Alfa reseptörleri gastrointestinal sistemimizin myenterik pleksus inhibisyonunu da kontrol eder. Genitoüriner sistemimize gelince, hamile kadınların uterus kasılmalarını düzenler. Ayrıca erkeklerin penis ve seminal vezikül boşalmasını düzenleyen faktörlerden biridir. Cildimize gelince, alfa reseptörleri pilomotor düz kas kasılmalarımızı ve apokrin bezi kasılmalarımızı düzenler. Metabolik süreçlerimizle ilgili olarak, alfa reseptörleri glukoneogenez ve glikojenolizden sorumludur. Başka bir deyişle, alfa reseptörleri, birkaç efektör hücrenin uyarılmasında vücudun aracıları olarak işlev görür..

Alfa reseptörleri gibi beta reseptörleri de organlarımızın sempatik nöro-veric kavşaklarında postynaptistik olarak bulunur. Özellikle, beta reseptörleri kalbimizi, hava yollarımızı, kan damarlarını, rahmi ve hatta yağlı dokuları içeren düz, istemsiz kasların altında bulunur. Alfa reseptörleri efektör hücrelerin uyarılması için ise, beta reseptörler efektör hücrelerin gevşemesi içindir. Üç ana beta reseptörü türü vardır: beta 1, beta 2 ve beta 3. Beta reseptörleri aktive edildiğinde kas gevşemesi olacaktır. Ancak, kalbimiz söz konusu olduğunda, beta reseptörleri onu daha hızlı atmaya teşvik eder. Alfa reseptörleri hamile kadınların rahmini kasıyorsa, beta reseptörleri uterusun çevresindeki kan damarlarını genişletir ve hava yollarını genişletir; dolayısıyla uterus duvarını rahatlatıcı.

Üstelik, beta reseptörleri alfa reseptörlerinin tam tersini yapar.
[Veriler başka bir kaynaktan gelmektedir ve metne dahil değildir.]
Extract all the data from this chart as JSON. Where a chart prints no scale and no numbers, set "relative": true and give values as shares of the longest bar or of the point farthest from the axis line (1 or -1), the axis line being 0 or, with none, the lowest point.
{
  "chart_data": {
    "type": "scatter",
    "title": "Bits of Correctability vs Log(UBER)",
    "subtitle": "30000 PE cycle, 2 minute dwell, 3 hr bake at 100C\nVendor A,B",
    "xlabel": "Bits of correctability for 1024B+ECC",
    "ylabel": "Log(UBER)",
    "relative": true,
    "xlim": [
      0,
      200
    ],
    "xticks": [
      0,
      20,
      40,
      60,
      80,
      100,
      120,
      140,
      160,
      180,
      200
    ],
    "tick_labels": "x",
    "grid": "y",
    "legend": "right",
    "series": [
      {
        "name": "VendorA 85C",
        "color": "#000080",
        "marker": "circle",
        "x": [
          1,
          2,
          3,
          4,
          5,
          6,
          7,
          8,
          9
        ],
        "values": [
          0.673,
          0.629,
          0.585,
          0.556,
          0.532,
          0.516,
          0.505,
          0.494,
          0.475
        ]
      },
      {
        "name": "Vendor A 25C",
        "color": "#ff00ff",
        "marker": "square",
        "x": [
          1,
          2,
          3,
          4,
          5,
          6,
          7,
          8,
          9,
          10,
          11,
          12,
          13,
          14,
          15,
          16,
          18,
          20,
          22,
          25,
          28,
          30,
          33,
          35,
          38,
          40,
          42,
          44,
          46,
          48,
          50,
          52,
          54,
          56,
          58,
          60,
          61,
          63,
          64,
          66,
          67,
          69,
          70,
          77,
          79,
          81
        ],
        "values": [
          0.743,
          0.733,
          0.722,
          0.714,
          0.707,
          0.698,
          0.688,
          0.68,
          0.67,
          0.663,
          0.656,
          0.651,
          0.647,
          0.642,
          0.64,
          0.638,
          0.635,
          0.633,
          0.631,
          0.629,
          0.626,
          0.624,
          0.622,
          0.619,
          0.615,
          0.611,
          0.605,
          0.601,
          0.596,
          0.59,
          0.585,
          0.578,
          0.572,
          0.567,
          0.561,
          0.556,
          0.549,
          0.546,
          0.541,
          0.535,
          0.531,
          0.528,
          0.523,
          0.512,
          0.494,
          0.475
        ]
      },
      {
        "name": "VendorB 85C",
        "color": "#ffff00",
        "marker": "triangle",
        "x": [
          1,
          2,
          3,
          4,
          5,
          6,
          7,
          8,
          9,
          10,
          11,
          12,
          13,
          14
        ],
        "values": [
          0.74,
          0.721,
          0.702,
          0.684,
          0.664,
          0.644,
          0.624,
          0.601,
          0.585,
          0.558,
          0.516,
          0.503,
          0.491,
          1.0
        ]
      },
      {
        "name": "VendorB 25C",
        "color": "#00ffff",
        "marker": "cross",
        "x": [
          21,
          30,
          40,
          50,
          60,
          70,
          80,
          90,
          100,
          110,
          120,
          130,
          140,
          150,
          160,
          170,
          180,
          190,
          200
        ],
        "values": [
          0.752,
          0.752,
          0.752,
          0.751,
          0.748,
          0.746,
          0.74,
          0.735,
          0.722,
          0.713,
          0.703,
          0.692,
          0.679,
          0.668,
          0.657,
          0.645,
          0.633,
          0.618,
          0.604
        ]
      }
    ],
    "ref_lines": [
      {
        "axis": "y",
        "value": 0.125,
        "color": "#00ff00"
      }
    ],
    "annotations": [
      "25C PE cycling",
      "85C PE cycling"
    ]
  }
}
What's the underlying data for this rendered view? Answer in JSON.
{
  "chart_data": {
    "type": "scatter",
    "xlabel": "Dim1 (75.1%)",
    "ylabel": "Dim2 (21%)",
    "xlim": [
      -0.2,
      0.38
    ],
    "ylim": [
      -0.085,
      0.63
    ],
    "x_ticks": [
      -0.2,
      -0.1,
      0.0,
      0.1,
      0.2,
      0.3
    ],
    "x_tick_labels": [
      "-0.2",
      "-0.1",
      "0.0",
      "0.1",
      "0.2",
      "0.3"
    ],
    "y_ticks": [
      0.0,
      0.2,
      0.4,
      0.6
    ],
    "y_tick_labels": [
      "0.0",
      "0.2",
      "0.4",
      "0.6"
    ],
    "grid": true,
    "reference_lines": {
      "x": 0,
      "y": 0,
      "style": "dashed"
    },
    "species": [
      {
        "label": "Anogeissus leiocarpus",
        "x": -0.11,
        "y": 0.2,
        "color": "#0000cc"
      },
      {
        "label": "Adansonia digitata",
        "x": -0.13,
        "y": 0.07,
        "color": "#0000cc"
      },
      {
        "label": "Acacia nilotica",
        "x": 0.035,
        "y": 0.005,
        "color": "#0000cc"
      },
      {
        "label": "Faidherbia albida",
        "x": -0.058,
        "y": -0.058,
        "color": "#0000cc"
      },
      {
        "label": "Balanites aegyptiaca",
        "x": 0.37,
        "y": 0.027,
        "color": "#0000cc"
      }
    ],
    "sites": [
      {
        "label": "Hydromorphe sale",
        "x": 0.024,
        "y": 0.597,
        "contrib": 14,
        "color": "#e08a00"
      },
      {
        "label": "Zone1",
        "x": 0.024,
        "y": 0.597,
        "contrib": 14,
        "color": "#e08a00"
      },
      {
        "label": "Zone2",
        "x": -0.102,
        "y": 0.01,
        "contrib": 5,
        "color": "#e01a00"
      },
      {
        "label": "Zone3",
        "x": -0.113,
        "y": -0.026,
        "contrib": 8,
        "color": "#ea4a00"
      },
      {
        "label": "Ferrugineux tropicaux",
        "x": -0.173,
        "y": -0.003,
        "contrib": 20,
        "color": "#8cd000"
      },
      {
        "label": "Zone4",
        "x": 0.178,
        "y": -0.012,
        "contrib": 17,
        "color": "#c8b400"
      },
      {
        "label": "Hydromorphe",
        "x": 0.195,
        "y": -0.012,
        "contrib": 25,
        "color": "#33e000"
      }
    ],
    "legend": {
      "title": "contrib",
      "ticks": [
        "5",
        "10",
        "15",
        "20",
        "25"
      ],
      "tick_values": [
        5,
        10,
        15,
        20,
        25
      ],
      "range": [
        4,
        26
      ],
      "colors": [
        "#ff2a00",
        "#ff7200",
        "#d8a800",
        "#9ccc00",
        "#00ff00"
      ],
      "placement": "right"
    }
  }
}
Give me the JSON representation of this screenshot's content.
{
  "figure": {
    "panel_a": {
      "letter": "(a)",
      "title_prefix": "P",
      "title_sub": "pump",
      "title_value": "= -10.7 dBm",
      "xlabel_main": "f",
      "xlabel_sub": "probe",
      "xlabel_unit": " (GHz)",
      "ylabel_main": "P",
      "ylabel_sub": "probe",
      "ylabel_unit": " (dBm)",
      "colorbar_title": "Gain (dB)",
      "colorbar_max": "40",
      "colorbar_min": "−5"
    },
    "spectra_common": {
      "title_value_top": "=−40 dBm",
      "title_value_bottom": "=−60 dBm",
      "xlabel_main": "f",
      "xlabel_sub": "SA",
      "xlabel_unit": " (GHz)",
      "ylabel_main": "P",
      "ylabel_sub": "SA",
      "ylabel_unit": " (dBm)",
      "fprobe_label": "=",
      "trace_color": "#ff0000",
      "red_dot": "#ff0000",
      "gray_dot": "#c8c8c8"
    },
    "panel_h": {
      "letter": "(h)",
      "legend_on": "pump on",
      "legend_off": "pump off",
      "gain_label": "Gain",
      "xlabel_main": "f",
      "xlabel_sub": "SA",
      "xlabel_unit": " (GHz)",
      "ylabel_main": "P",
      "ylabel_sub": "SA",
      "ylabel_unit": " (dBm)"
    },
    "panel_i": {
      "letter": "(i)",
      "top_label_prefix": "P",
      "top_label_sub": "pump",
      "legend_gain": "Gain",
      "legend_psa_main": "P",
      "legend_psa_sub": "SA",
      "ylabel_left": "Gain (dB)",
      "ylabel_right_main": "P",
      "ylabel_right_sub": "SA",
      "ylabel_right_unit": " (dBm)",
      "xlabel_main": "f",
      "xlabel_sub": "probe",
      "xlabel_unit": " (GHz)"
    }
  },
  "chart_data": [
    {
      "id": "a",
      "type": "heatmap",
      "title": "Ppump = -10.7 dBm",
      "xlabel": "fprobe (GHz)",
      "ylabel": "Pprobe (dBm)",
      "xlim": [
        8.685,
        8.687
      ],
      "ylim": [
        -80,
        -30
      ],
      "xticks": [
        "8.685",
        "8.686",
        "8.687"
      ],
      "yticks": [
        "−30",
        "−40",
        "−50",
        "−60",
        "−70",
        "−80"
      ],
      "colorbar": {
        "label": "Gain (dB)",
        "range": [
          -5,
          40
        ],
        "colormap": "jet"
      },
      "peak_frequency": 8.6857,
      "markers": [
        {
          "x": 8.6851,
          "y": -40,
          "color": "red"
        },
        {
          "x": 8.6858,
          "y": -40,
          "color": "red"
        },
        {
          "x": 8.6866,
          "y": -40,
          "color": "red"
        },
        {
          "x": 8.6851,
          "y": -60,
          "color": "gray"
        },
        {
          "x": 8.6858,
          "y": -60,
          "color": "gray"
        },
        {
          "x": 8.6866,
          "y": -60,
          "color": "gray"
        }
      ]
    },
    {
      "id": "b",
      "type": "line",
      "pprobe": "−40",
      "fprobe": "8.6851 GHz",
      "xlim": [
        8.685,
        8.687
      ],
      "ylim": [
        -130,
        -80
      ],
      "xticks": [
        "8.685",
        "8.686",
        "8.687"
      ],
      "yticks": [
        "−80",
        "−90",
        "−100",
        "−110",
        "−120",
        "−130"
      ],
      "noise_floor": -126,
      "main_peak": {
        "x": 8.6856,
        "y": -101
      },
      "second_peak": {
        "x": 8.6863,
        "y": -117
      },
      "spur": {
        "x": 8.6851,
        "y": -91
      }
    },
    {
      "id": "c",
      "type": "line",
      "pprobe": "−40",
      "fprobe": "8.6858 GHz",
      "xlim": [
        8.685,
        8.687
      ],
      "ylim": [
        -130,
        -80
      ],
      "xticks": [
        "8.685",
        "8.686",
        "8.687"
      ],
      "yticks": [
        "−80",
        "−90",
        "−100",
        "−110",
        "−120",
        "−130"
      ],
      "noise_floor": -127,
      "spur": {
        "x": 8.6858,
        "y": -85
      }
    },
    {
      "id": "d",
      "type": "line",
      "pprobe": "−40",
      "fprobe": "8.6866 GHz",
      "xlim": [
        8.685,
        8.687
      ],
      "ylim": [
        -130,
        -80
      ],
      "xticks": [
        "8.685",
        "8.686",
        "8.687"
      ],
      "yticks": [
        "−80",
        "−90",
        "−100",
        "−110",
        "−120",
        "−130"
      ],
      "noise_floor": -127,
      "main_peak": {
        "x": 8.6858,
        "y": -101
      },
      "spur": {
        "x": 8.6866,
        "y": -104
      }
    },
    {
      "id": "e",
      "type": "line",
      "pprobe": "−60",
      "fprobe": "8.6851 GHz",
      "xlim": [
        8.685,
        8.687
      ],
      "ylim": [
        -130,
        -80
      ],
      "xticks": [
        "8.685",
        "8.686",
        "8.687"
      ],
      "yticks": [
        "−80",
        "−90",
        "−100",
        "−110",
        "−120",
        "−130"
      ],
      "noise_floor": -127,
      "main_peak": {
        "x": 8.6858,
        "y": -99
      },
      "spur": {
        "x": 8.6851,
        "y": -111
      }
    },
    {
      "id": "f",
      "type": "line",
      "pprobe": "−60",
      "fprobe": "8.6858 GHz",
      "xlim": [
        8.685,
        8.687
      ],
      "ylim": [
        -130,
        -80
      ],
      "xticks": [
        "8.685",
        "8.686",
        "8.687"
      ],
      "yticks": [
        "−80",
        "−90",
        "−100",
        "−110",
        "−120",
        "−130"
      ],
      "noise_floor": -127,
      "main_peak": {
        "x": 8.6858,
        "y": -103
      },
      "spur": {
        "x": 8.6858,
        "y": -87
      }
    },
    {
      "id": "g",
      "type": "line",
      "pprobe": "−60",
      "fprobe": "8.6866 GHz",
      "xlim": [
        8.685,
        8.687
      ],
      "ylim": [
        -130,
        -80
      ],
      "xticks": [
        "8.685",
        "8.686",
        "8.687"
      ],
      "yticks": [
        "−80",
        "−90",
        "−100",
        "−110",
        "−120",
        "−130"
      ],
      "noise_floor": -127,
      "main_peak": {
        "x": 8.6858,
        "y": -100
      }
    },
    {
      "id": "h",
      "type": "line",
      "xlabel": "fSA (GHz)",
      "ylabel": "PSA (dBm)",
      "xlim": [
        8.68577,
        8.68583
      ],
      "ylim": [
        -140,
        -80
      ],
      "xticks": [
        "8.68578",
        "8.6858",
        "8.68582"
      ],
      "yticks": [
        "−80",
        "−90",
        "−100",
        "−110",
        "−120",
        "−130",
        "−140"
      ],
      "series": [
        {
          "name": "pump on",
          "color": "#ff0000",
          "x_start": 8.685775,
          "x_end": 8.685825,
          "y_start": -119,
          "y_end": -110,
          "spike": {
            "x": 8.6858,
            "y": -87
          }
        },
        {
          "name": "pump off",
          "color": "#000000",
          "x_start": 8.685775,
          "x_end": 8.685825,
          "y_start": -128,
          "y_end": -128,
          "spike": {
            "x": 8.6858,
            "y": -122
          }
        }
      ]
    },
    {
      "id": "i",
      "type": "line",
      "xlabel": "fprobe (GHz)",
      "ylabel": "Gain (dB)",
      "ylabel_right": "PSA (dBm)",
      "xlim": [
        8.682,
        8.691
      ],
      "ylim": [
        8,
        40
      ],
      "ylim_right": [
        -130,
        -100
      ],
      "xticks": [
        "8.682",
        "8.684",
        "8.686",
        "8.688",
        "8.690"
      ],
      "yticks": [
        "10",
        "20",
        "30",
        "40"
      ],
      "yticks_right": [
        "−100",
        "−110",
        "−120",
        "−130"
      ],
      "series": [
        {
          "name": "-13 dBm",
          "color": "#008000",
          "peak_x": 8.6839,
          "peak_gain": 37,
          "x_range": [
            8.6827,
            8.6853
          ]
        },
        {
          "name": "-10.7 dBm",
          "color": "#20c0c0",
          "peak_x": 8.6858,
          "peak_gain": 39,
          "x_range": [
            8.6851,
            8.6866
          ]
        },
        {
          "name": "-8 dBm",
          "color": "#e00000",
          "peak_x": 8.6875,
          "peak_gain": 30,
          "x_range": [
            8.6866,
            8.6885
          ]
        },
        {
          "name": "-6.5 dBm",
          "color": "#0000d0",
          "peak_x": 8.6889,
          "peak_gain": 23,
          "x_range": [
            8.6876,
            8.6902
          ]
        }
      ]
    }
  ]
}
Alfa reseptörleri stimülasyon ve daralmaya neden olabilir; oysa beta reseptörleri gevşemeye ve genişlemeye neden olabilir. Bu beden süreçleri, savaş ve kaç fenomeni ile karşı karşıya kaldığımızda belirli stres faktörlerine karşı yerel tepkilerimiz haline gelir..

Özet:

  1. Adrenerjik reseptörlerin alfa ve beta reseptörleri olmak üzere iki ana türü vardır. Bu reseptörlerin her ikisi de, belirli stres faktörlerine maruz kaldığımızda savaş ve uçuş tepkimizi düzenlememize yardımcı olur.

  2. Alfa reseptörleri ve beta reseptörleri, post organistik olarak birkaç organın sempatik birleşim yerlerinde bulunur. Bu reseptörleri kalp, kan damarları, hava yolları, rahim, yağ dokuları ve diğer birçok alanda bulabilirsiniz..

  3. İki ana alfa reseptörü türü vardır: alfa 1 ve alfa 2. Üç ana beta reseptörü türü vardır: beta 1, beta 2 ve beta 3.

  4. Alfa reseptörleri çoğunlukla efektör hücrelerin uyarılması ve kan damarlarının daralması ile ilgilidir. Öte yandan, beta reseptörleri çoğunlukla efektör hücrelerin gevşemesine ve kan damarlarının dilatasyonuna katılır..

  5. Beta reseptörleri vücudumuzun gevşeme işlevlerini düzenlese de, kalp organı dahil olduğunda kalbimizin daha hızlı ve daha güçlü atmasını sağlarlar.